Vers 16 heures et alors que tous les médias ont parlé toute la journée de cette hypothèse, les discussions reprennent. Les socialistes, en bloc, n’en démordent pas. Un tweet de Valérie Rabault, ancienne vice-présidente PS de la chambre basse, change la donne : « Huguette Bello a été 23 ans députée, elle connaît bien les rouages politiques de l’Assemblée nationale. Elle a un franc-parler qui fait du bien à la démocratie et de solides convictions. Elle sait négocier.

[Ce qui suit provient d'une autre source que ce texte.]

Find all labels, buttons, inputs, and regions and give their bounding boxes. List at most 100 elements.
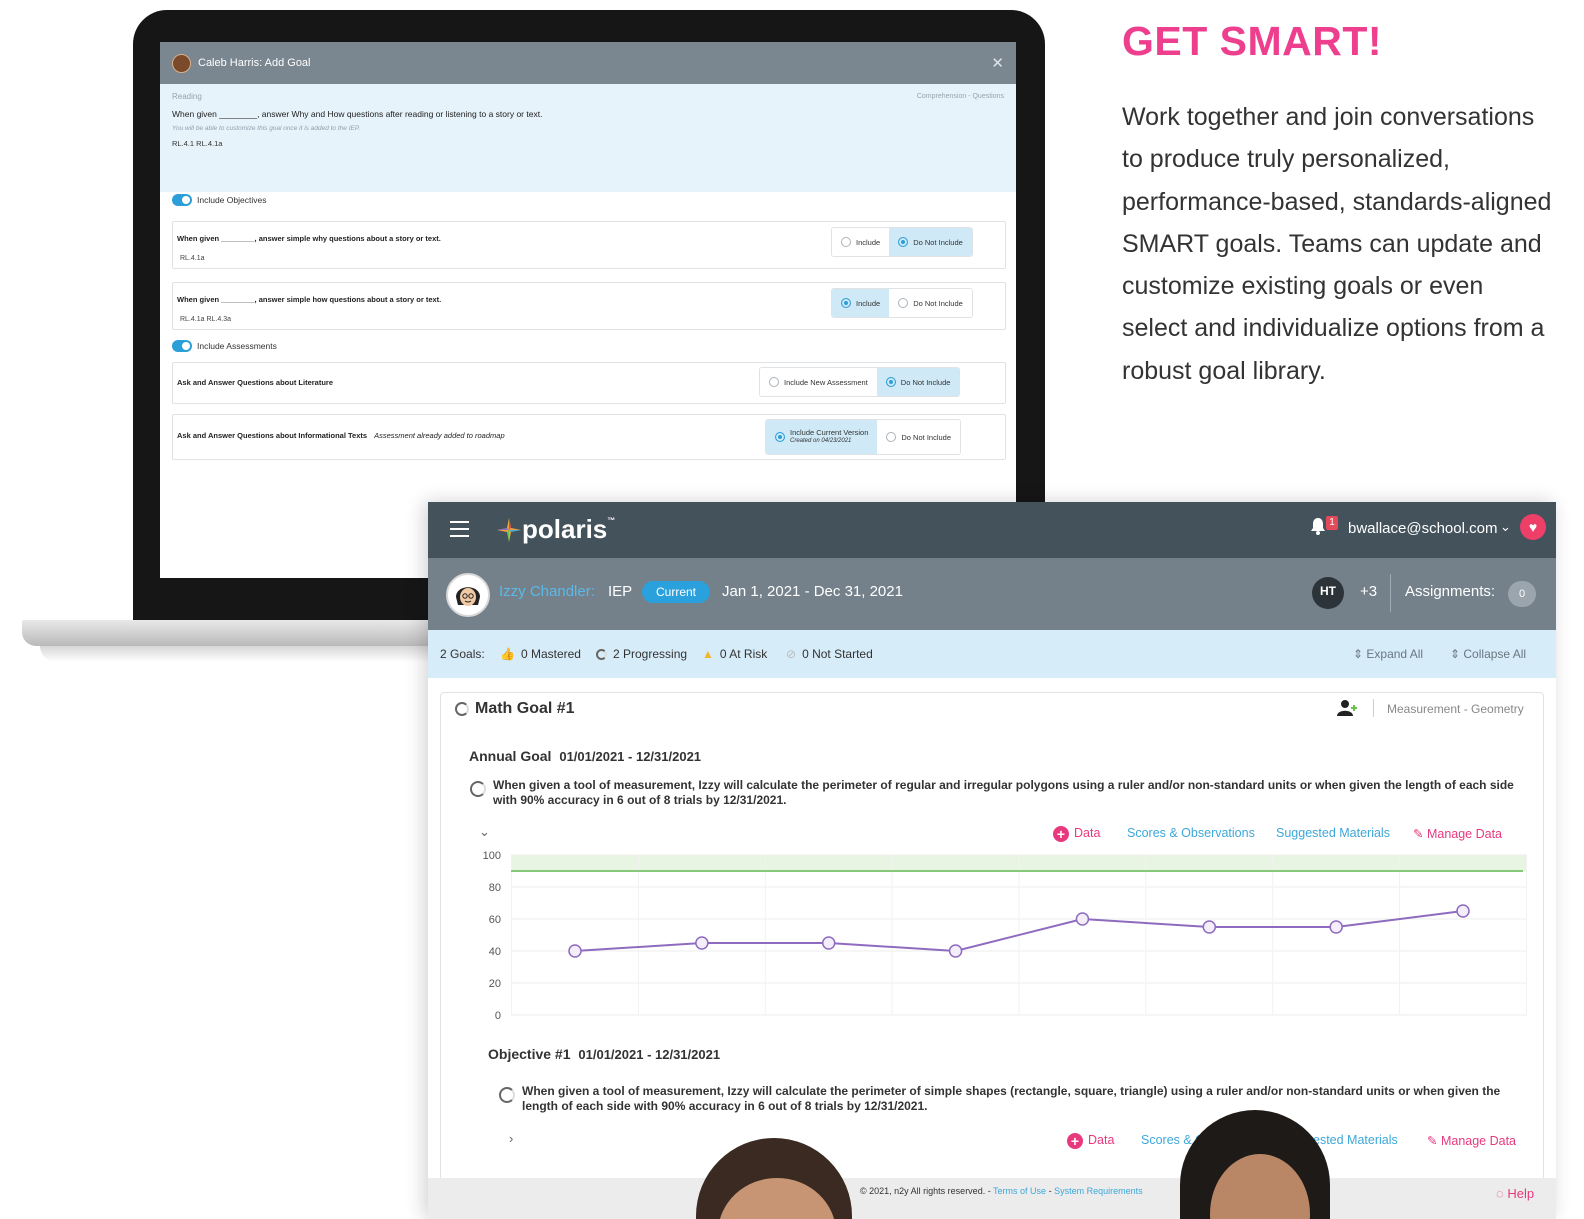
more-team-members[interactable]: +3 <box>1360 583 1377 600</box>
help-label: Help <box>1507 1186 1535 1201</box>
assessment-title: Ask and Answer Questions about Informati… <box>177 431 368 440</box>
progress-line-chart: 100 80 60 40 20 0 <box>483 851 1527 1021</box>
data-label: Data <box>1074 826 1101 840</box>
option-label: Include Current Version <box>790 428 869 437</box>
student-plan: IEP <box>608 583 633 600</box>
radio-icon <box>898 298 909 308</box>
assessment-segmented-control[interactable]: Include New Assessment Do Not Include <box>759 367 961 397</box>
user-email[interactable]: bwallace@school.com <box>1348 520 1497 537</box>
option-label: Do Not Include <box>900 377 951 387</box>
bell-icon[interactable] <box>1310 517 1326 535</box>
goal-title[interactable]: Math Goal #1 <box>455 700 575 718</box>
include-current-version-option[interactable]: Include Current Version Created on 04/23… <box>766 420 878 454</box>
manage-data-link[interactable]: ✎ Manage Data <box>1427 1133 1516 1148</box>
terms-of-use-link[interactable]: Terms of Use <box>993 1186 1046 1196</box>
include-segmented-control[interactable]: Include Do Not Include <box>831 288 973 318</box>
assessment-text: Ask and Answer Questions about Informati… <box>177 431 505 440</box>
laptop-base <box>22 620 442 646</box>
do-not-include-option[interactable]: Do Not Include <box>877 420 961 454</box>
assessment-row: Ask and Answer Questions about Literatur… <box>172 362 1006 404</box>
team-member-avatar[interactable]: HT <box>1312 577 1344 609</box>
separator: - <box>1048 1186 1052 1196</box>
toggle-switch[interactable] <box>172 194 192 206</box>
include-new-assessment-option[interactable]: Include New Assessment <box>760 368 877 396</box>
add-person-icon[interactable] <box>1337 699 1359 717</box>
mastered-stat: 👍 0 Mastered <box>500 647 581 661</box>
chevron-right-icon[interactable]: › <box>509 1131 513 1146</box>
suggested-materials-link[interactable]: Suggested Materials <box>1276 826 1390 840</box>
chevron-down-icon[interactable]: ⌄ <box>479 824 490 840</box>
manage-data-link[interactable]: ✎ Manage Data <box>1413 826 1502 841</box>
student-header: Izzy Chandler: IEP Current Jan 1, 2021 -… <box>428 558 1556 630</box>
option-label: Do Not Include <box>913 298 963 308</box>
scores-observations-link[interactable]: Scores & Observations <box>1127 826 1255 840</box>
assignments-label[interactable]: Assignments: <box>1405 583 1495 600</box>
goal-note: You will be able to customize this goal … <box>172 125 361 132</box>
objective-text: When given ________, answer simple why q… <box>177 234 441 243</box>
collapse-all-button[interactable]: ⇕ Collapse All <box>1450 647 1526 661</box>
objective-text: When given a tool of measurement, Izzy w… <box>522 1084 1501 1113</box>
expand-icon: ⇕ <box>1353 647 1367 661</box>
progress-ring-icon <box>455 702 469 716</box>
footer: © 2021, n2y All rights reserved. - Terms… <box>428 1178 1556 1219</box>
student-face-icon <box>448 575 488 615</box>
goal-text: When given ________, answer Why and How … <box>172 109 543 119</box>
add-goal-modal: Caleb Harris: Add Goal ✕ Reading Compreh… <box>160 42 1016 578</box>
modal-title: Caleb Harris: Add Goal <box>198 57 311 69</box>
polaris-logo[interactable]: polaris ™ <box>496 514 615 545</box>
data-point <box>568 944 582 958</box>
expand-all-button[interactable]: ⇕ Expand All <box>1353 647 1423 661</box>
plus-circle-icon: + <box>1053 826 1069 842</box>
plan-status-pill[interactable]: Current <box>642 581 710 603</box>
progress-ring-icon <box>499 1087 515 1103</box>
pencil-icon: ✎ <box>1413 827 1427 841</box>
collapse-icon: ⇕ <box>1450 647 1464 661</box>
help-button[interactable]: ◌ Help <box>1496 1186 1534 1201</box>
do-not-include-option[interactable]: Do Not Include <box>889 228 972 256</box>
not-started-icon: ⊘ <box>786 647 797 661</box>
include-segmented-control[interactable]: Include Do Not Include <box>831 227 973 257</box>
mastered-label: 0 Mastered <box>520 647 581 661</box>
plus-circle-icon: + <box>1067 1133 1083 1149</box>
pencil-icon: ✎ <box>1427 1134 1441 1148</box>
include-option[interactable]: Include <box>832 289 890 317</box>
y-tick-label: 0 <box>495 1010 501 1021</box>
radio-icon <box>885 377 896 387</box>
hamburger-menu-icon[interactable] <box>450 521 469 537</box>
assessment-note: Assessment already added to roadmap <box>374 431 505 440</box>
suggested-materials-link[interactable]: ested Materials <box>1313 1133 1398 1147</box>
chevron-down-icon[interactable]: ⌄ <box>1500 519 1511 535</box>
user-avatar-heart-icon[interactable]: ♥ <box>1520 514 1546 540</box>
toggle-switch[interactable] <box>172 340 192 352</box>
goal-standards: RL.4.1 RL.4.1a <box>172 139 223 148</box>
do-not-include-option[interactable]: Do Not Include <box>889 289 972 317</box>
expand-all-label: Expand All <box>1366 647 1424 661</box>
close-icon[interactable]: ✕ <box>991 54 1004 72</box>
thumbs-up-icon: 👍 <box>500 647 515 661</box>
annual-goal-text: When given a tool of measurement, Izzy w… <box>493 778 1514 807</box>
toggle-label: Include Assessments <box>197 341 277 351</box>
system-requirements-link[interactable]: System Requirements <box>1054 1186 1143 1196</box>
student-name-link[interactable]: Izzy Chandler: <box>499 583 595 600</box>
footer-text: © 2021, n2y All rights reserved. - Terms… <box>860 1186 1143 1196</box>
y-tick-label: 40 <box>489 946 501 958</box>
add-data-link[interactable]: + Data <box>1067 1133 1114 1149</box>
student-avatar[interactable] <box>446 573 490 617</box>
laptop-shadow <box>40 646 440 662</box>
add-data-link[interactable]: + Data <box>1053 826 1100 842</box>
data-label: Data <box>1088 1133 1115 1147</box>
option-label: Include <box>856 298 881 308</box>
do-not-include-option[interactable]: Do Not Include <box>876 368 960 396</box>
at-risk-label: 0 At Risk <box>719 647 768 661</box>
assessment-segmented-control[interactable]: Include Current Version Created on 04/23… <box>765 419 962 455</box>
toggle-label: Include Objectives <box>197 195 267 205</box>
goal-summary: Reading Comprehension - Questions When g… <box>160 84 1016 192</box>
include-assessments-toggle[interactable]: Include Assessments <box>172 340 277 352</box>
include-objectives-toggle[interactable]: Include Objectives <box>172 194 266 206</box>
y-tick-label: 20 <box>489 978 501 990</box>
data-point <box>1202 920 1217 934</box>
assessment-row: Ask and Answer Questions about Informati… <box>172 414 1006 460</box>
radio-icon <box>886 432 897 442</box>
annual-goal-dates: 01/01/2021 - 12/31/2021 <box>559 749 702 764</box>
include-option[interactable]: Include <box>832 228 890 256</box>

Elle devrait donc pouvoir mettre tout le monde d’accord. » Dans la soirée, Jean-Luc Mélenchon valide publiquement la candidature d’Huguette Bello, une « solution » qui « coche de nombreuses cases ». Malgré la pression des partis et l’impatience populaire, les socialistes ne cèdent pas. « Ils bloquent d’abord parce qu’ils veulent un premier ministre venant de chez eux. Ils manquent de souplesse », enrage un observateur des discussions.
La gauche pourrait malgré tout connaître bientôt l’identité de la personnalité que les partis de gauche ont choisie pour Matignon. La pression pèserait alors sur celui qui refuse d’accepter le verdict des urnes, Emmanuel Macron, lequel saurait à qui s’adresser pour lui demander de former un gouvernement.